Grossir le Ciel s'avère être un roman noir, qui dépeint avec justesse le monde violent de la France rurale, ses difficultés économiques, son train de vie éreintant, la solitude de ses hommes et leur courage chaque jour pour gagner leur croûte. On suit leur quotidien presque heure par heure parfois, et ce n'est jamais emmerdant ni redondant. On n'a pas du tout envie d'y mettre les pieds, mais on a clairement envie de (sa)voir ce que ça fait, d'être paysan, qui plus est en hiver!
La tristesse tomba sur lui sans prévenir. Il était abattu comme quelqu'un qui réalise avoir perdu quelque chose avec quoi il vivait sans y prêter attention. Quelque chose qui devient plus important quand on l'a perdu que quand on l'a sous le nez tous les jours, car on finit par ne plus y faire attention.
En revanche et paradoxalement, l'aspect thriller ne m'a pas plus emballée que ça, étrangement. C'est le seul petit bémol à cette première partie de chronique dithyrambique. Le suspense est très présent, bien sûr.

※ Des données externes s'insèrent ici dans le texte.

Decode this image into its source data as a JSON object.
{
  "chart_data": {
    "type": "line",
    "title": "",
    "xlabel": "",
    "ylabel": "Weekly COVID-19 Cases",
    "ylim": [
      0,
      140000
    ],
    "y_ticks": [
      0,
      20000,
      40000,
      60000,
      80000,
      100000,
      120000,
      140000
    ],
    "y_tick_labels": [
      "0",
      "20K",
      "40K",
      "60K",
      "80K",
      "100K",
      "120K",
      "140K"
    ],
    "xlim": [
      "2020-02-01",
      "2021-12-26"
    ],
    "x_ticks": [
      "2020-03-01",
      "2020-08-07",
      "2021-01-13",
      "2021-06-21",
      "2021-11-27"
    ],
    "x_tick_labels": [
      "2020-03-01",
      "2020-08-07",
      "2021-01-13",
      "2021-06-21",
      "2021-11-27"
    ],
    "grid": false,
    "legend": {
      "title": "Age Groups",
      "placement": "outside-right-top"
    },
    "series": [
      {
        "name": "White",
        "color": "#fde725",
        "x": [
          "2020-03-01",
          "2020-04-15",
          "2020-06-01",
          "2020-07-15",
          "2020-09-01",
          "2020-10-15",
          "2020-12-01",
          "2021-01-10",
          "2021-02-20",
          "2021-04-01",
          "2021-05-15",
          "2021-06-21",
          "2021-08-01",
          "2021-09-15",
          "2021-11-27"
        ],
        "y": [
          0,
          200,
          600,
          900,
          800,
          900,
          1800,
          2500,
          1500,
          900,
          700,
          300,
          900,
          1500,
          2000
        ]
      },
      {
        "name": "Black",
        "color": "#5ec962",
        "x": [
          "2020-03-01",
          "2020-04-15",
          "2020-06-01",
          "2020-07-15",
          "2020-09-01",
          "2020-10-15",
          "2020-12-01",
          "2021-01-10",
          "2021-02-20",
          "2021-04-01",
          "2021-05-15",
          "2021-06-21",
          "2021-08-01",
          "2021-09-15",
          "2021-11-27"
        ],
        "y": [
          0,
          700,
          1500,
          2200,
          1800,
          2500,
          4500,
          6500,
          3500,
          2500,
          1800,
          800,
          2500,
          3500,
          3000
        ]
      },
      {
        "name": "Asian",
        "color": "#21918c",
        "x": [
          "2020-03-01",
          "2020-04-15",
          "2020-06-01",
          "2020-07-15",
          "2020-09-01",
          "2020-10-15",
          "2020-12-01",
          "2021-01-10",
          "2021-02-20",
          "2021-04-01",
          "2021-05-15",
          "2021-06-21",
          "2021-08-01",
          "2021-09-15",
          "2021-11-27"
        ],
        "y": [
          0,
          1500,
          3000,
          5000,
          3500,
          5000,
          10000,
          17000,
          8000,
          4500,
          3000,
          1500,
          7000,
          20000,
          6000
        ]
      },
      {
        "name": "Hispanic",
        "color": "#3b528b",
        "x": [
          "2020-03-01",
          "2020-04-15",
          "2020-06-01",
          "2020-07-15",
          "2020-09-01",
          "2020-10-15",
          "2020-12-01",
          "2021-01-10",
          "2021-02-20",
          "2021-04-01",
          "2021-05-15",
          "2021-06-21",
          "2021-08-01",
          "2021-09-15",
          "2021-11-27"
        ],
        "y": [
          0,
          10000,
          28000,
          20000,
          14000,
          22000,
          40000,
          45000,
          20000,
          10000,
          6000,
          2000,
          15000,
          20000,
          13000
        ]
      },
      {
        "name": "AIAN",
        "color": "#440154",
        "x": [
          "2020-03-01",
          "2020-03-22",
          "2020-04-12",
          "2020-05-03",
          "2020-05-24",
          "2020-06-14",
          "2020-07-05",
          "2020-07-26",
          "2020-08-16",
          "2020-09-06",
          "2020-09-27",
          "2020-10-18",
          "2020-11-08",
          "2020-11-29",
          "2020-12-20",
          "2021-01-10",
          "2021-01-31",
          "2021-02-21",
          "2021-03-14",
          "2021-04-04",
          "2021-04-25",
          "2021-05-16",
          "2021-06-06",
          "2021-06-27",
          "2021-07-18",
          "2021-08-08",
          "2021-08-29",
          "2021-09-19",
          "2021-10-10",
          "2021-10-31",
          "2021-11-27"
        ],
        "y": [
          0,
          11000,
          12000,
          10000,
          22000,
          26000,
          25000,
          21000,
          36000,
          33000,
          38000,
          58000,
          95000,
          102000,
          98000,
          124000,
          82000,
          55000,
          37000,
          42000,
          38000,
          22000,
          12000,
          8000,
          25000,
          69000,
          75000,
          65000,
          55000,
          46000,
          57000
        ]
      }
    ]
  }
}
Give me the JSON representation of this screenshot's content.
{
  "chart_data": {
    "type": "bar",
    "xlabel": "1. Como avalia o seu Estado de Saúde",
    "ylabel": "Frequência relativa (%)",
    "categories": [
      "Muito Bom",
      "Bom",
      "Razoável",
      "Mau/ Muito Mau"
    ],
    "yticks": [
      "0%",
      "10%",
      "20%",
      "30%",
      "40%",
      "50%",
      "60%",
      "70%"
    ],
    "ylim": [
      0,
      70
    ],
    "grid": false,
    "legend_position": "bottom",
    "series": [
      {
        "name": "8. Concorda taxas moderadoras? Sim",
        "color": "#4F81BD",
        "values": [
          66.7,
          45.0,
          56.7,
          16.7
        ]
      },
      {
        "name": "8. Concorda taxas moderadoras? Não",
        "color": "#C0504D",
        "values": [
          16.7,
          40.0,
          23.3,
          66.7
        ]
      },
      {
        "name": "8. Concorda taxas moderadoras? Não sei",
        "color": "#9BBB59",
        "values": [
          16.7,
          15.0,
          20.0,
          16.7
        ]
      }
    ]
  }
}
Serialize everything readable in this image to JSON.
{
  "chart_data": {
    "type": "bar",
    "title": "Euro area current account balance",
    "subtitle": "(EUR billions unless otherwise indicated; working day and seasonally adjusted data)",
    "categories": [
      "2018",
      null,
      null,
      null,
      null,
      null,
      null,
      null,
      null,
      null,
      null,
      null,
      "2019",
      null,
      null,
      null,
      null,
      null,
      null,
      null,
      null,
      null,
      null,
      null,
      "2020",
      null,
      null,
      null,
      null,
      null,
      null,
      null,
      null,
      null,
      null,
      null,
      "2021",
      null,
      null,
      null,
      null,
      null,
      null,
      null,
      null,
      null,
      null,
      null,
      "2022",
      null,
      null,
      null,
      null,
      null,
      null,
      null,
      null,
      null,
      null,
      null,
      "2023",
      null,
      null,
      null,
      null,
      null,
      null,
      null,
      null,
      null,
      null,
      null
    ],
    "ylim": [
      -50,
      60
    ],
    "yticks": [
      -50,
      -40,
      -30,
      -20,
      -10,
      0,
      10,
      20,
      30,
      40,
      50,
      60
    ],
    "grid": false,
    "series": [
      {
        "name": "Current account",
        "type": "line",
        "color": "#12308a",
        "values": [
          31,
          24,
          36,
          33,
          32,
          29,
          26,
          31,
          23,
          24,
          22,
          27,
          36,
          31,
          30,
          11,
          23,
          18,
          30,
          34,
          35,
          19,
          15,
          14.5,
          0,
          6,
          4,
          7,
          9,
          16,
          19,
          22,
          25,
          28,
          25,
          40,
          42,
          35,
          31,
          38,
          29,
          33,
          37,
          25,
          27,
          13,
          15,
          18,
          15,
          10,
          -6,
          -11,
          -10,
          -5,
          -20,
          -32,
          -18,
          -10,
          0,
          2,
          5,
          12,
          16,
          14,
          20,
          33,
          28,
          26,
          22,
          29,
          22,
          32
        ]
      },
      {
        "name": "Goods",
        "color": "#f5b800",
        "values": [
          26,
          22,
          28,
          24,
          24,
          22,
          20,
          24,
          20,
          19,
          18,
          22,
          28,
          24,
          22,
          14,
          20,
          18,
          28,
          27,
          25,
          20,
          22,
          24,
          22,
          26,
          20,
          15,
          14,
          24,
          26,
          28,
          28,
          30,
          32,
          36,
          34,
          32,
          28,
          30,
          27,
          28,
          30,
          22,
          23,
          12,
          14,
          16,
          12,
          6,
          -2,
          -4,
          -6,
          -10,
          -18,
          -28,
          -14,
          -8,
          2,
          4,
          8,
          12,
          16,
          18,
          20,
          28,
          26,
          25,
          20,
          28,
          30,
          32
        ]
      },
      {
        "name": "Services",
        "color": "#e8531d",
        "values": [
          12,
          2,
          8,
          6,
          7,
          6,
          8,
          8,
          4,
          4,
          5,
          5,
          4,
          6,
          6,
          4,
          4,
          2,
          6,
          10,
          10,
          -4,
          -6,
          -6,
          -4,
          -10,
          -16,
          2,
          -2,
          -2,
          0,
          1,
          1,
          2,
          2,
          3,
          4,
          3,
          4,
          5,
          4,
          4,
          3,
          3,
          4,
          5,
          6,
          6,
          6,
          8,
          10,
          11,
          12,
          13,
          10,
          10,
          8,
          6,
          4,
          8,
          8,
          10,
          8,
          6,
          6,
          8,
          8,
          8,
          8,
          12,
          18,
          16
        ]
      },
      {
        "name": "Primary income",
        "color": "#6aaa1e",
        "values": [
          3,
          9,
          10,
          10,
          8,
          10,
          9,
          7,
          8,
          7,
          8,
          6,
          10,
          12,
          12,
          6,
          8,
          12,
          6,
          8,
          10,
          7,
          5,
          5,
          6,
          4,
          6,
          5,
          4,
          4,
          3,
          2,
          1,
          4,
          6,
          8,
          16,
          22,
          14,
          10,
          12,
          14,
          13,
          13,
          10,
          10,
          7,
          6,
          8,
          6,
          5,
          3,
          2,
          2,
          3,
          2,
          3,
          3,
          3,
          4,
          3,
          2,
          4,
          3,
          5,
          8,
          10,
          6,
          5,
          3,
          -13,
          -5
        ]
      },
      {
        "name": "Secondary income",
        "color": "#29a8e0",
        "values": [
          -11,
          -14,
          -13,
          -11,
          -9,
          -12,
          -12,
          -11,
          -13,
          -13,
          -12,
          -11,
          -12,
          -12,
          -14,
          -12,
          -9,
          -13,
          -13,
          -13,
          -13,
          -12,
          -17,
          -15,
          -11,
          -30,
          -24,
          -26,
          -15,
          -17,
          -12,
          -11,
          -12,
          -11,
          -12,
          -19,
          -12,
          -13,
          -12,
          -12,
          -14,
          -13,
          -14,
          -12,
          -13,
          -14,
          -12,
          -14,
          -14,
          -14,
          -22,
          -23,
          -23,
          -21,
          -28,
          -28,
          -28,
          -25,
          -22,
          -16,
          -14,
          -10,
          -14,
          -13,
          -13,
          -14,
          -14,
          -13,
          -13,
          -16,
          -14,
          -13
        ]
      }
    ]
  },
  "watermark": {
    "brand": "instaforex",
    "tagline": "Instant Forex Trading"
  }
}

L'auteur nous emmène où il veut et on tourne les pages avec avidité. Mais j'ai comme l'impression que l'aspect thriller était plus un prétexte qu'autre chose pour nous parler de Gus et Abel. Pour moi, il s'agit presque plus d'un roman contemporain que d'un roman à suspense. Le final n'est pas bouleversifiant, l'un des rebondissements était à mon sens trop prévisible. Le reste ne casse pas trois pattes à un canard. Le final est plus porteur d'un message que d'une réelle volonté de faire frémir ou bondir le lecteur. Malheureusement, je ne peux rien dire sans risquer de vous dévoiler la fin. Mais, limite, on s'en contrefiche. Nous, on veut du GUS.
Les morts, on a l'habitude de leur pardonner bien des choses, même des choses qu'on ne devrait pas.
Ce qui compte plus que tout, c'est la vie puis le destin de ce personage, bouleversant de par son passé (l'auteur ne l'a pas épargné) puis sa vie quotidienne (là non plus, pas du tout épargné) et enfin la façon dont il finit (pas épargné non pluuuus). 

Qui l'eut cru? J'ai réussi à m'identifier à un paysan solitaire, bourru, alcoolo et fumeur de gitanes! Peut-être que je l'ai été dans une autre vie? 
On te dira qu'il faut prendre la vie comme elle vient… conneries… la vie, c'est elle qui te prend, sans te laisser le choix, et par les couilles, encore.
Ne comptez pas sur l'aspect thriller un peu trop survendu par l'éditeur. Comptez sur un roman d'une noirceur implacable, qui vous emmènera le temps de 200 petites pages dans le monde méconnu des agriculteurs. Un roman économique, psychologique et sociologique, qui je pense ne peut pas laisser indifférent lorsqu'on s'intéresse un peu à notre actualité. 

Mes p'tites étoiles:


Mais, tout cela n'est que mon humble avis.